Scripting to scaling: enabling broader access to HPC

Craig Lucas from NAG has an article at up Scientific Computing about one of my favorite topics: broadening access. His particular theme is generally that people often come to HPC with working codes and workflows, but today they are faced with difficult challenges transitioning that workflow to large scale computing. How do we (as a community) respond when a user comes in the door with a bundle of Python or Matlab under their arm, ready to run?

I am sure many would be tempted to raise an eyebrow and say you should have learned a more, shall we say, traditional scientific computing language when you were an undergraduate! That debate rages on and on as this recent contribution shows, so we will avoid that here. However, I did recently teach Fortran to some graduate students who had only used MATLAB thus far and had Fortran 77 thrust upon them by their supervisor. The sheer panic in their faces only went to reinforce the simplicity of prototyping that some people find in scripting languages like MATLAB, that they don’t in lower-level languages.

…I am a big believer in the scientist being allowed to do their science, and spending a large amount of their research time learning a new language and then learning a parallel one too doesn’t seem a great use of time, especially as those Ph.D. years tick away. So, the question is: Is that what should they do?

Unfortunately, there isn’t a pat answer. As Craig points out, there are options, but they aren’t great. Scientists can rely on computational specialists to rewrite their apps in Fortran/C with MPI, which gets you performance, but this is at the expense of removing the ability of the scientists to maintain their own codes. What about MATLAB?

The MathWorks have their own products, namely the Parallel Computing Toolbox and, if you want to go off node, you’ll need the Distributed Computing Server.6 This offers some parallelism of both data and tasks, but it is not yet widely used. Maybe one of the free MATLAB clones offers an interesting alternative.

Popular are Scilab7 and Octave,8 and, together with MATLAB itself, they have a wide range of parallel versions, many third party, too many to do justice to here. Perhaps that is the point, there are too many. Some using IO for communication, some toolboxes offering MPI or a subset of it, others offering a way to task farm over many instances of MATLAB or a clone. Many are doing these things very well. But, with the sheer amount and the varying funding the associated projects have, or the support they can offer, I wouldn’t want to hang my hat on anything just yet.

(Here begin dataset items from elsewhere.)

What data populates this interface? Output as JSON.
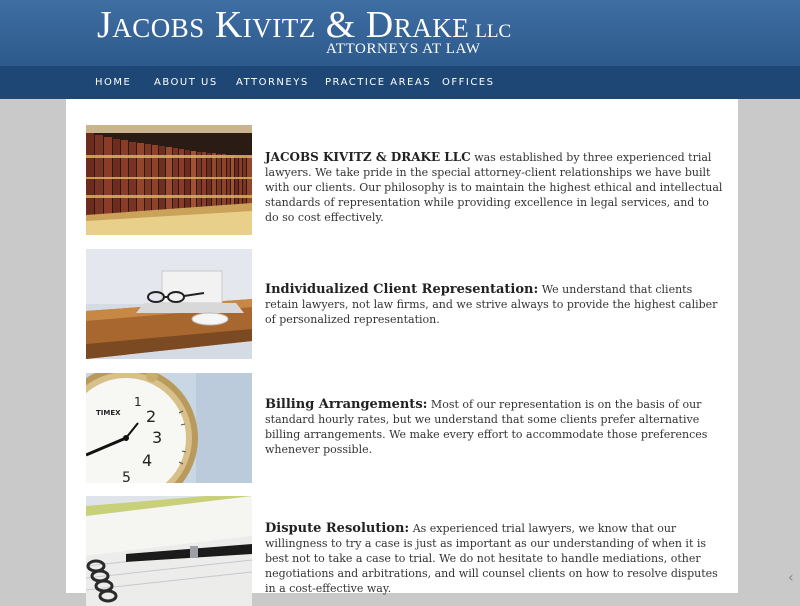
{
  "header": {
    "firm_name": "Jacobs Kivitz & Drake",
    "suffix": "LLC",
    "tagline": "ATTORNEYS AT LAW"
  },
  "nav": {
    "items": [
      {
        "label": "HOME"
      },
      {
        "label": "ABOUT US"
      },
      {
        "label": "ATTORNEYS"
      },
      {
        "label": "PRACTICE AREAS"
      },
      {
        "label": "OFFICES"
      }
    ]
  },
  "sections": [
    {
      "image": "law-books-photo",
      "lead": "JACOBS KIVITZ & DRAKE LLC",
      "body": " was established by three experienced trial lawyers. We take pride in the special attorney-client relationships we have built with our clients. Our philosophy is to maintain the highest ethical and intellectual standards of representation while providing excellence in legal services, and to do so cost effectively."
    },
    {
      "image": "laptop-desk-photo",
      "lead": "Individualized Client Representation:",
      "body": " We understand that clients retain lawyers, not law firms, and we strive always to provide the highest caliber of personalized representation."
    },
    {
      "image": "clock-photo",
      "lead": "Billing Arrangements:",
      "body": " Most of our representation is on the basis of our standard hourly rates, but we understand that some clients prefer alternative billing arrangements. We make every effort to accommodate those preferences whenever possible."
    },
    {
      "image": "notebook-pen-photo",
      "lead": "Dispute Resolution:",
      "body": " As experienced trial lawyers, we know that our willingness to try a case is just as important as our understanding of when it is best not to take a case to trial. We do not hesitate to handle mediations, other negotiations and arbitrations, and will counsel clients on how to resolve disputes in a cost-effective way."
    }
  ],
  "clock": {
    "brand": "TIMEX",
    "numbers": [
      "1",
      "2",
      "3",
      "4",
      "5"
    ]
  },
  "colors": {
    "header": "#2d5a8c",
    "nav": "#1f4775",
    "background": "#c9c9c9"
  }
}
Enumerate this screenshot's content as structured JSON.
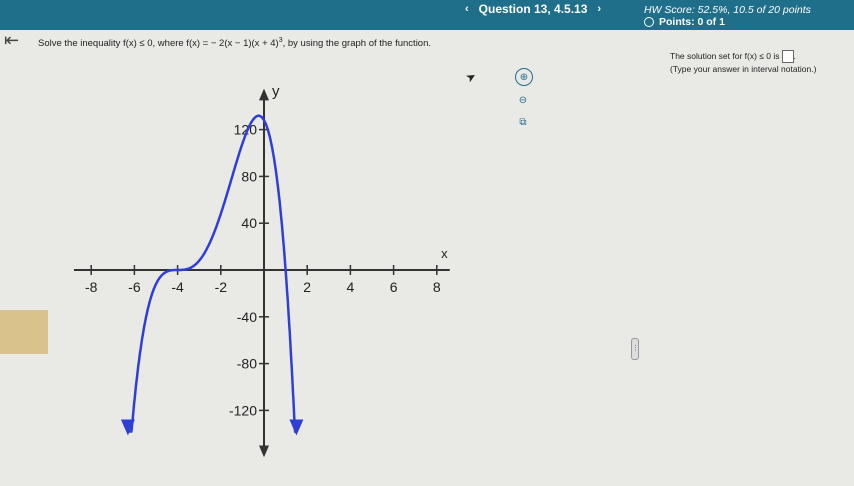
{
  "topbar": {
    "prev_label": "‹",
    "question_label": "Question 13, 4.5.13",
    "next_label": "›",
    "hw_score": "HW Score: 52.5%, 10.5 of 20 points",
    "points": "Points: 0 of 1"
  },
  "back_icon": "⇤",
  "question": {
    "prefix": "Solve the inequality f(x) ≤ 0, where f(x) = − 2(x − 1)(x + 4)",
    "exponent": "3",
    "suffix": ", by using the graph of the function."
  },
  "tools": {
    "zoom_in_icon": "⊕",
    "zoom_out_icon": "⊖",
    "popout_icon": "⧉"
  },
  "answer": {
    "line1": "The solution set for f(x) ≤ 0 is",
    "line2": "(Type your answer in interval notation.)"
  },
  "divider_label": "⋮",
  "chart_data": {
    "type": "line",
    "title": "",
    "xlabel": "x",
    "ylabel": "y",
    "xlim": [
      -9,
      9
    ],
    "ylim": [
      -140,
      140
    ],
    "x_ticks": [
      -8,
      -6,
      -4,
      -2,
      2,
      4,
      6,
      8
    ],
    "y_ticks": [
      -120,
      -80,
      -40,
      40,
      80,
      120
    ],
    "x_tick_labels": [
      "-8",
      "-6",
      "-4",
      "-2",
      "2",
      "4",
      "6",
      "8"
    ],
    "y_tick_labels": [
      "-120",
      "-80",
      "-40",
      "40",
      "80",
      "120"
    ],
    "series": [
      {
        "color": "#2f3fd6",
        "function": "-2(x-1)(x+4)^3",
        "x_range": [
          -6.3,
          1.5
        ]
      }
    ],
    "colors": {
      "curve": "#2f3fd6",
      "axes": "#333333"
    }
  }
}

Today, Lucas’ own choice is to bite the bullet and go for an MPI rewrite. But what about the future? He sees hope for Python

So, what about Python? Perhaps this offers a more obvious transition into HPC… [but]…Let’s just say that no one is going to expect the performance of a scripting language to be that of a compiled one. The MathWorks recently talked about this themselves, suggesting a translation to C. I know this is HPC heresy, we are supposed to squeeze out every drop of performance, but maybe we don’t. We have to factor in the time of development, and back to the researcher wanting to research, what if it took weeks rather than months to develop their code? Maybe it is OK to sacrifice a little, or even quite a lot, of performance, if they can solve that bigger problem. And, let’s not pretend that every HPC code out there runs like the HPL benchmark!

That last point won’t sit well with those on the bleeding edge, but remember that we aren’t talking about them here anyway. When a user is moving up from a workstation, even less-than-optimal performance on the HPC system is more than they were getting before, and the tradeoff for that epsilon loss of performance is that bigger problems are being solved — and users are more productive more quickly. Seems worth it to me. Anyway, more in Craig’s article.

Trackbacks

  1. […] Scripting to scaling: enabling broader access to HPC […]

Comments

  1. Silvina Grad-Freilich, MathWorks says

    Great to hear your thoughts on this concept and Craig’s analysis, John. Since MATLAB is directly addressed, I thought this would be a good forum to provide our insight on the topic.

    Very few engineers and scientists would consider themselves HPC experts. Most are just learning what it means to have multiple cores in their computer or access to GPUs that can do things other than graphics processing. These same people also have day jobs that require them to get their work done using the tools they have available to them. This is where MATLAB and other solutions come in.

    In order to successfully leverage these tools, engineers and scientists need an easy on ramp. They don’t want to be required to have to know MPI just to be able to leverage the hardware available to them. They also don’t want to change their existing code base and they need to think about things like sharing their code with others who may not have the same hardware. MathWorks has been working to provide multiple levels of abstraction with our parallel computing capabilities so that users can leverage parallelism at the level that is appropriate for them; ranging from none to very few coding changes to low level programming of MPI. For us, a key design principle is to ensure that the ability to parallelize work does not get in the way of existing code. This allows everyday engineers and scientists to ease into parallel programming. Also, a software environment needs to separate the algorithms from the backend hardware so that code is portable and maintainable. MathWorks parallel computing solution has done just this by enabling the same code to run in multiple environments without any code changes.

    We’ve seen fantastic response to our parallel computing tools because they lower the barriers to entry; they make parallel and cluster computing accessible to everyday technical professionals who are focused on the business of engineering, science, and other flavors of technical computing.